Zizka a perdu son travail dans la manutention en novembre dernier et n’a plus pu payer l’appartement qu’il sous-louait. En situation irrégulière, il essaie d’obtenir un titre de séjour mais ce dernier est conditionné par l’envoi de fiches de salaire.
« J’aimerais travailler, poursuit-il. Je ne sais pas combien l’Etat dépense pour nous loger ici mais je pense que ce serait plus simple de régulariser les gens. On est là, on ne fait rien, alors qu’on pourrait travailler, payer des impôts, se trouver un studio, être indépendants. »
Subventionnée par l’Etat, la prise en charge de ces personnes – au nombre maximum de 336 – coûtent 60 euros par tête et par jour. Un prix « relativement correct comparé aux coûts des solutions d’urgence qui peuvent être utilisées lorsqu’une personne est laissée sans hébergement », précise Nordin Sedkaoui, directeur de l’unité territoriale de Coallia à Paris.
« On ne sait pas si demain on sera à la rue encore »
Le colocataire de Zizka, Obiri Emmanuel – « comme Emmanuel Macron » – dit, quant à lui, être fatigué. Ce Ghanéen de 30 ans aussi espère un titre de séjour mais ne se fait pas d’illusion. « L’Etat sait que tu n’as pas de fiches de paie, et c’est pour ça qu’ils les demandent. Il veut toi dans le trou », jette-t-il dans son français rapide.
Davantage que fatigué, Obiri Emmanuel est furieux après « 8 ans à gauche à droite ». « On ne sait pas si demain on sera à la rue encore. » Être sans papier, au-delà de représenter un frein à l’emploi, est vécu comme une étiquette douloureuse. « On n’est pas des personnes. On ne peut pas trouver une femme. Si une femme voit que t’as pas de papier, toi t’es poubelle », lance-t-il encore, assurant faire son possible pour garder « la tête froide » afin qu’elle « n’explose pas ».
Il n’est pas le seul à attendre de pouvoir travailler pour pouvoir commencer une vie à lui. Après plusieurs années à la rue, Karfala Dramé, le mari de la Guinéenne Mariama Diawara, rêve d’un logement individuel et, donc, de gagner de l’argent par lui-même. « Je ferais n’importe quoi comme travail », dit cet homme de 43 ans qui bataille, lui aussi, avec l’administration pour obtenir un droit de séjour.

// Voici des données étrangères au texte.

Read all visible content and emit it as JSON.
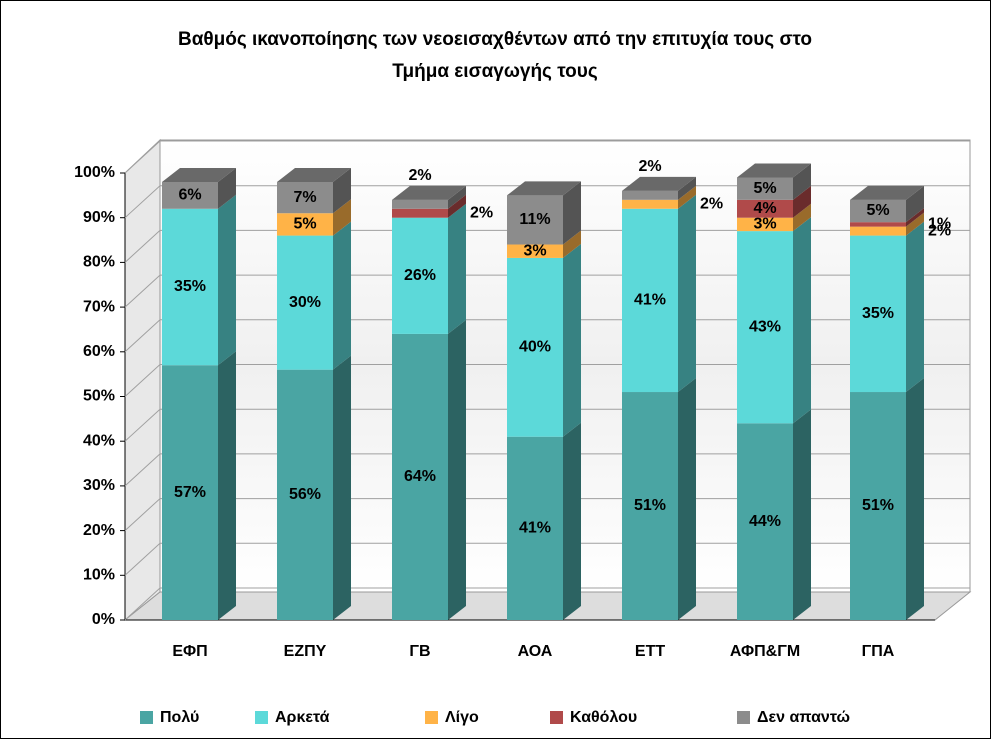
{
  "chart_data": {
    "type": "bar3d_stacked",
    "title": [
      "Βαθμός ικανοποίησης των νεοεισαχθέντων από την επιτυχία τους στο",
      "Τμήμα εισαγωγής τους"
    ],
    "categories": [
      "ΕΦΠ",
      "ΕΖΠΥ",
      "ΓΒ",
      "ΑΟΑ",
      "ΕΤΤ",
      "ΑΦΠ&ΓΜ",
      "ΓΠΑ"
    ],
    "series": [
      {
        "name": "Πολύ",
        "color": "#4aa5a3",
        "values": [
          57,
          56,
          64,
          41,
          51,
          44,
          51
        ],
        "value_labels": [
          "57%",
          "56%",
          "64%",
          "41%",
          "51%",
          "44%",
          "51%"
        ]
      },
      {
        "name": "Αρκετά",
        "color": "#5cd9d9",
        "values": [
          35,
          30,
          26,
          40,
          41,
          43,
          35
        ],
        "value_labels": [
          "35%",
          "30%",
          "26%",
          "40%",
          "41%",
          "43%",
          "35%"
        ]
      },
      {
        "name": "Λίγο",
        "color": "#ffb347",
        "values": [
          0,
          5,
          0,
          3,
          2,
          3,
          2
        ],
        "value_labels": [
          null,
          "5%",
          null,
          "3%",
          "2%",
          "3%",
          "2%"
        ]
      },
      {
        "name": "Καθόλου",
        "color": "#b04a4a",
        "values": [
          0,
          0,
          2,
          0,
          0,
          4,
          1
        ],
        "value_labels": [
          null,
          null,
          "2%",
          null,
          null,
          "4%",
          "1%"
        ]
      },
      {
        "name": "Δεν απαντώ",
        "color": "#8c8c8c",
        "values": [
          6,
          7,
          2,
          11,
          2,
          5,
          5
        ],
        "value_labels": [
          "6%",
          "7%",
          "2%",
          "11%",
          "2%",
          "5%",
          "5%"
        ]
      }
    ],
    "ylim": [
      0,
      100
    ],
    "yticks": [
      {
        "value": 0,
        "label": "0%"
      },
      {
        "value": 10,
        "label": "10%"
      },
      {
        "value": 20,
        "label": "20%"
      },
      {
        "value": 30,
        "label": "30%"
      },
      {
        "value": 40,
        "label": "40%"
      },
      {
        "value": 50,
        "label": "50%"
      },
      {
        "value": 60,
        "label": "60%"
      },
      {
        "value": 70,
        "label": "70%"
      },
      {
        "value": 80,
        "label": "80%"
      },
      {
        "value": 90,
        "label": "90%"
      },
      {
        "value": 100,
        "label": "100%"
      }
    ],
    "grid": true,
    "legend": "bottom"
  }
}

En attendant, cette famille vit dans deux chambres séparées, l’établissement n’étant pas équipé d’endroits adaptés aux groupes de plus de deux personnes. Assis à une table dans l’entrée du centre, Karfala Dramé suit du regard le premier enfant de sa femme, âgé de 8 ans. Ce petit garçon n’est pas scolarisé en cette rentrée 2020 car sa mère et son beau-père n’ont pas pu fournir d’adresse de domiciliation. Une occasion, s’il en faut, de leur rappeler qu’ici ils ne sont qu’hébergés.